Quando vedremo in acqua il primo Widercat 92?

“A maggio dell’anno prossimo, attualmente stiamo completando lo stampo. Per la sua costruzione sono già stati prenotati gli slot con i subcontractor, che conosciamo bene e ci danno le garanzie di affidabilità che cerchiamo.”

Quali sono le caratteristiche principali di questo catamarano?

“Una notevole larghezza, pari a 12 metri, la grande stabilità, il totale silenzio in cui navigherà, le emissioni ridottissime grazie alla propulsione ibrida e la possibilità di navigare in Zero emission mode. L’uso di 170 mq di pannelli solari e l’uso di batterie al litio ferro fosfato sono altre dotazioni di rilievo. Gli armatori di Widercat 92 potranno tagliare in modo drastico i costi di gestione dello yacht, riducendo l’equipaggio e godranno di spazi ancora maggiori a bordo, con un beach club di 67 mq e una deck area superiore ai 100”.

Parliamo dei siti produttivi. Dove operate e dove opererete?

“Per ora lavoreremo ad Ancona nel capannone dove ci troviamo attualmente ma l’obiettivo è poi di spostarci a Fano, nell’area portuale che si trova fra il porto antico pescherecci e la Marina dei Cesari. Parliamo di un investimento importante per uno spazio di 11 mila mq fronte mare, con un’ampia banchina, dove realizzare uno stabilimento coperto, composto da quattro ampie campate di quasi 100 metri di lunghezza”.

E’ un progetto ambizioso, cosa vi manca per spostarvi a Fano?

“In pratica una variante.
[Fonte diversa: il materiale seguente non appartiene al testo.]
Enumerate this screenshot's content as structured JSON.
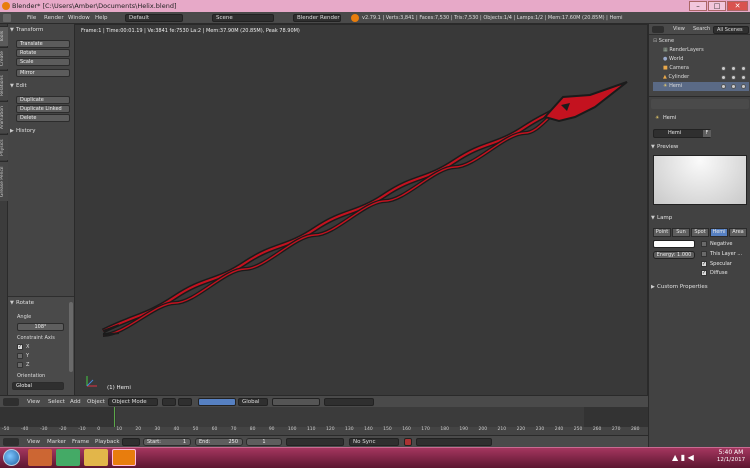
{
  "window": {
    "title": "Blender* [C:\\Users\\Amber\\Documents\\Helix.blend]",
    "buttons": {
      "minimize": "–",
      "maximize": "□",
      "close": "✕"
    }
  },
  "info_header": {
    "menus": [
      "File",
      "Render",
      "Window",
      "Help"
    ],
    "screen_layout": "Default",
    "scene": "Scene",
    "render_engine": "Blender Render",
    "stats": "v2.79.1 | Verts:3,841 | Faces:7,530 | Tris:7,530 | Objects:1/4 | Lamps:1/2 | Mem:17.60M (20.85M) | Hemi"
  },
  "toolshelf": {
    "tabs": [
      "Tools",
      "Create",
      "Relations",
      "Animation",
      "Physics",
      "Grease Pencil"
    ],
    "transform": {
      "title": "Transform",
      "buttons": [
        "Translate",
        "Rotate",
        "Scale",
        "Mirror"
      ]
    },
    "edit": {
      "title": "Edit",
      "buttons": [
        "Duplicate",
        "Duplicate Linked",
        "Delete"
      ]
    },
    "history": {
      "title": "History"
    },
    "rotate_op": {
      "title": "Rotate",
      "angle_label": "Angle",
      "angle_value": "108°",
      "constraint_label": "Constraint Axis",
      "axes": [
        {
          "label": "X",
          "checked": true
        },
        {
          "label": "Y",
          "checked": false
        },
        {
          "label": "Z",
          "checked": false
        }
      ],
      "orientation_label": "Orientation",
      "orientation_value": "Global"
    }
  },
  "viewport": {
    "info_text": "Frame:1 | Time:00:01.19 | Ve:3841 fe:7530 La:2 | Mem:37.90M (20.85M), Peak 78.90M)",
    "object_label": "(1) Hemi"
  },
  "view3d_header": {
    "menus": [
      "View",
      "Select",
      "Add",
      "Object"
    ],
    "mode": "Object Mode",
    "orientation": "Global"
  },
  "timeline": {
    "ruler": [
      "-50",
      "-40",
      "-30",
      "-20",
      "-10",
      "0",
      "10",
      "20",
      "30",
      "40",
      "50",
      "60",
      "70",
      "80",
      "90",
      "100",
      "110",
      "120",
      "130",
      "140",
      "150",
      "160",
      "170",
      "180",
      "190",
      "200",
      "210",
      "220",
      "230",
      "240",
      "250",
      "260",
      "270",
      "280"
    ],
    "current_frame_fraction": 0.176
  },
  "timeline_header": {
    "menus": [
      "View",
      "Marker",
      "Frame",
      "Playback"
    ],
    "start_label": "Start:",
    "start_value": "1",
    "end_label": "End:",
    "end_value": "250",
    "current_frame": "1",
    "sync": "No Sync"
  },
  "outliner": {
    "tabs": [
      "View",
      "Search",
      "All Scenes"
    ],
    "items": [
      {
        "label": "Scene",
        "indent": 0
      },
      {
        "label": "RenderLayers",
        "indent": 1
      },
      {
        "label": "World",
        "indent": 1
      },
      {
        "label": "Camera",
        "indent": 1
      },
      {
        "label": "Cylinder",
        "indent": 1
      },
      {
        "label": "Hemi",
        "indent": 1
      }
    ]
  },
  "properties": {
    "breadcrumb": "Hemi",
    "datablock_name": "Hemi",
    "datablock_users": "F",
    "preview_title": "Preview",
    "lamp_title": "Lamp",
    "lamp_types": [
      "Point",
      "Sun",
      "Spot",
      "Hemi",
      "Area"
    ],
    "active_lamp_type": "Hemi",
    "energy_label": "Energy:",
    "energy_value": "1.000",
    "options": [
      {
        "label": "Negative",
        "checked": false
      },
      {
        "label": "This Layer ...",
        "checked": false
      },
      {
        "label": "Specular",
        "checked": true
      },
      {
        "label": "Diffuse",
        "checked": true
      }
    ],
    "custom_props_title": "Custom Properties"
  },
  "taskbar": {
    "time": "5:40 AM",
    "date": "12/1/2017"
  },
  "colors": {
    "helix_red": "#c4121f",
    "helix_dark": "#1b1b1b",
    "active_blue": "#5680c2",
    "taskbar": "#8a2448"
  }
}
Con il Comune stiamo dialogando bene, hanno capito l’importanza del nostro piano, l’obiettivo è avere almeno il primo stralcio entro la fine dell’anno”.

Il marchio creato da Tilli Antonelli nel 2010 ha oggi trovato in Marcello Maggi e nel suo team un gruppo di lavoro molto motivato e affiatato, che gli permetterà di entrare nella sua nuova era, sempre più green.